Wilful and enforced blindness.
One of the things that becomes quite apparent when you have been around this earth for a while is that the anxieties of each age generally are in the wrong place. We were worried about a lack of freedom when I was a child, but that generation has embraced political correctness, and the regulation of thought in the name of tolerance.
The clear eyed warnings given in the 1960s and 1970s were ignored by progressives. We are left with the consequences. And, as Job points out, this is obvious.
1Then Job answered: 2“No doubt you are the people, and wisdom will die with you. 3But I have understanding as well as you; I am not inferior to you. Who does not know such things as these? 4I am a laughingstock to my friends; I, who called upon God and he answered me, a just and blameless man, I am a laughingstock. 5Those at ease have contempt for misfortune, but it is ready for those whose feet are unstable. 6The tents of robbers are at peace, and those who provoke God are secure, who bring their god in their hands.
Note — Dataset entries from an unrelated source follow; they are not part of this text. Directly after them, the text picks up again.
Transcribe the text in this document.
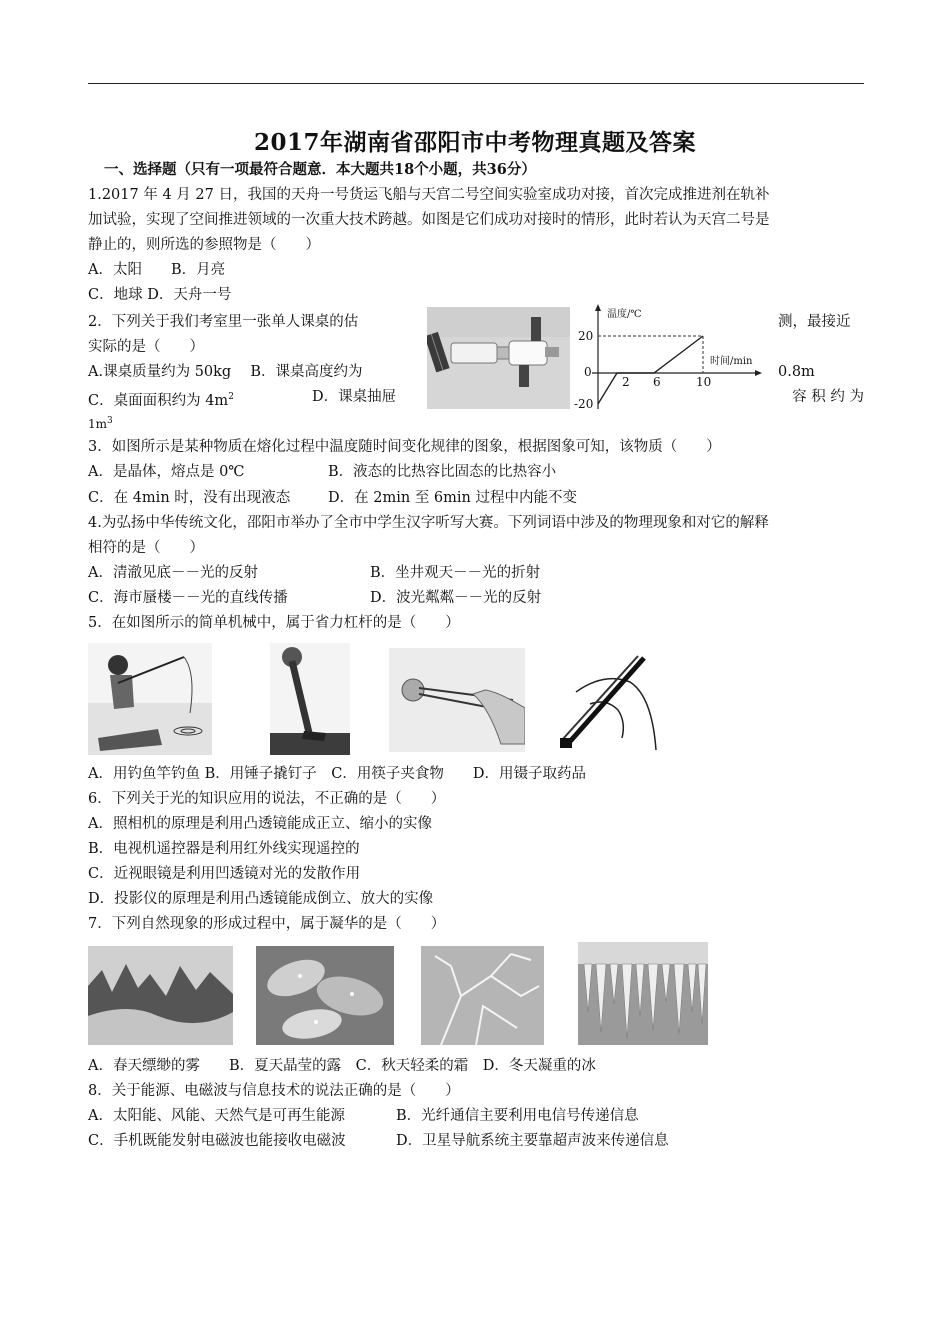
2017年湖南省邵阳市中考物理真题及答案
一、选择题（只有一项最符合题意．本大题共18个小题，共36分）
1.2017 年 4 月 27 日，我国的天舟一号货运飞船与天宫二号空间实验室成功对接，首次完成推进剂在轨补
加试验，实现了空间推进领域的一次重大技术跨越。如图是它们成功对接时的情形，此时若认为天宫二号是
静止的，则所选的参照物是（　　）
A．太阳　　B．月亮
C．地球 D．天舟一号
2．下列关于我们考室里一张单人课桌的估	测，最接近
实际的是（　　）
A.课桌质量约为 50kg　 B．课桌高度约为	0.8m
C．桌面面积约为 $4m^2$	D．课桌抽屉	容 积 约 为
$1m^3$
温度/℃
时间/min
20
0
-20
2 6	10
3．如图所示是某种物质在熔化过程中温度随时间变化规律的图象，根据图象可知，该物质（　　）
A．是晶体，熔点是 0℃	B．液态的比热容比固态的比热容小
C．在 4min 时，没有出现液态	D．在 2min 至 6min 过程中内能不变
4.为弘扬中华传统文化，邵阳市举办了全市中学生汉字听写大赛。下列词语中涉及的物理现象和对它的解释
相符的是（　　）
A．清澈见底－－光的反射	B．坐井观天－－光的折射
C．海市蜃楼－－光的直线传播	D．波光粼粼－－光的反射
5．在如图所示的简单机械中，属于省力杠杆的是（　　）
A．用钓鱼竿钓鱼 B．用锤子撬钉子　C．用筷子夹食物　　D．用镊子取药品
6．下列关于光的知识应用的说法，不正确的是（　　）
A．照相机的原理是利用凸透镜能成正立、缩小的实像
B．电视机遥控器是利用红外线实现遥控的
C．近视眼镜是利用凹透镜对光的发散作用
D．投影仪的原理是利用凸透镜能成倒立、放大的实像
7．下列自然现象的形成过程中，属于凝华的是（　　）
A．春天缥缈的雾　　B．夏天晶莹的露　C．秋天轻柔的霜　D．冬天凝重的冰
8．关于能源、电磁波与信息技术的说法正确的是（　　）
A．太阳能、风能、天然气是可再生能源	B．光纤通信主要利用电信号传递信息
C．手机既能发射电磁波也能接收电磁波	D．卫星导航系统主要靠超声波来传递信息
13“With God are wisdom and strength; he has counsel and understanding. 14If he tears down, no one can rebuild; if he shuts someone in, no one can open up. 15If he withholds the waters, they dry up; if he sends them out, they overwhelm the land. 16With him are strength and wisdom; the deceived and the deceiver are his. 17He leads counselors away stripped, and makes fools of judges. 18He looses the sash of kings, and binds a waistcloth on their loins. 19He leads priests away stripped, and overthrows the mighty. 20He deprives of speech those who are trusted, and takes away the discernment of the elders. 21He pours contempt on princes, and looses the belt of the strong. 22He uncovers the deeps out of darkness, and brings deep darkness to light. 23He makes nations great, then destroys them; he enlarges nations, then leads them away. 24He strips understanding from the leaders of the earth, and makes them wander in a pathless waste. 25They grope in the dark without light; he makes them stagger like a drunkard.
21Again he said to them, “I am going away, and you will search for me, but you will die in your sin. Where I am going, you cannot come.” 22Then the Jews said, “Is he going to kill himself? Is that what he means by saying, ‘Where I am going, you cannot come’?” 23He said to them, “You are from below, I am from above; you are of this world, I am not of this world. 24I told you that you would die in your sins, for you will die in your sins unless you believe that I am he.” 25They said to him, “Who are you?” Jesus said to them, “Why do I speak to you at all? 26I have much to say about you and much to condemn; but the one who sent me is true, and I declare to the world what I have heard from him.” 27They did not understand that he was speaking to them about the Father. 28So Jesus said, “When you have lifted up the Son of Man, then you will realize that I am he, and that I do nothing on my own, but I speak these things as the Father instructed me. 29And the one who sent me is with me; he has not left me alone, for I always do what is pleasing to him.” 30As he was saying these things, many believed in him.
31Then Jesus said to the Jews who had believed in him, “If you continue in my word, you are truly my disciples; 32and you will know the truth, and the truth will make you free.”
Now, Jesus was going to the grave. He was going to the cross. This was a place where we cannot go. As his audience could not comprehend what was going to happen — despite what now appears to be plain predictions — so we ignore the warnings around us.
For we have been blinded. We are told not to look here, not to think this. By making doubt questionable and dissent unthinkable, we lose the ability to correct the path we are on. One of the most frightening parts of this is the warning implied in what Jesus wrote — that there is a season during which we can change, and after than we are on the road to perdition, and we will die in our sins.
For we are limited. We live within an culture, and we cannot easily see the assumptions of that culture. The culture may gradually change — or, as is the case in this post-Christian age, change rapidly. What we were taught was right, and has always been seen as right, and indeed has been the practice of the church since the beginning may be proclaimed by our culture as wrong.
The church, in short, is always at risk of being captured by the culture it sits in and turning apostate. This is not merely a historical issue that happened in Germany or Russia last century. With the current move to legalize a form of marriage that is no longer covenantal (and then extend it to gays) we are facing a challenge to our corporate conscience — as we are challenged to assent with the fashion of this day.
We need to remember it is not our role to be fashionably blind but instead by clear eyed, and steadfast in the faith. As Jesus noted — we need to remain in him. Not in today’s fashions.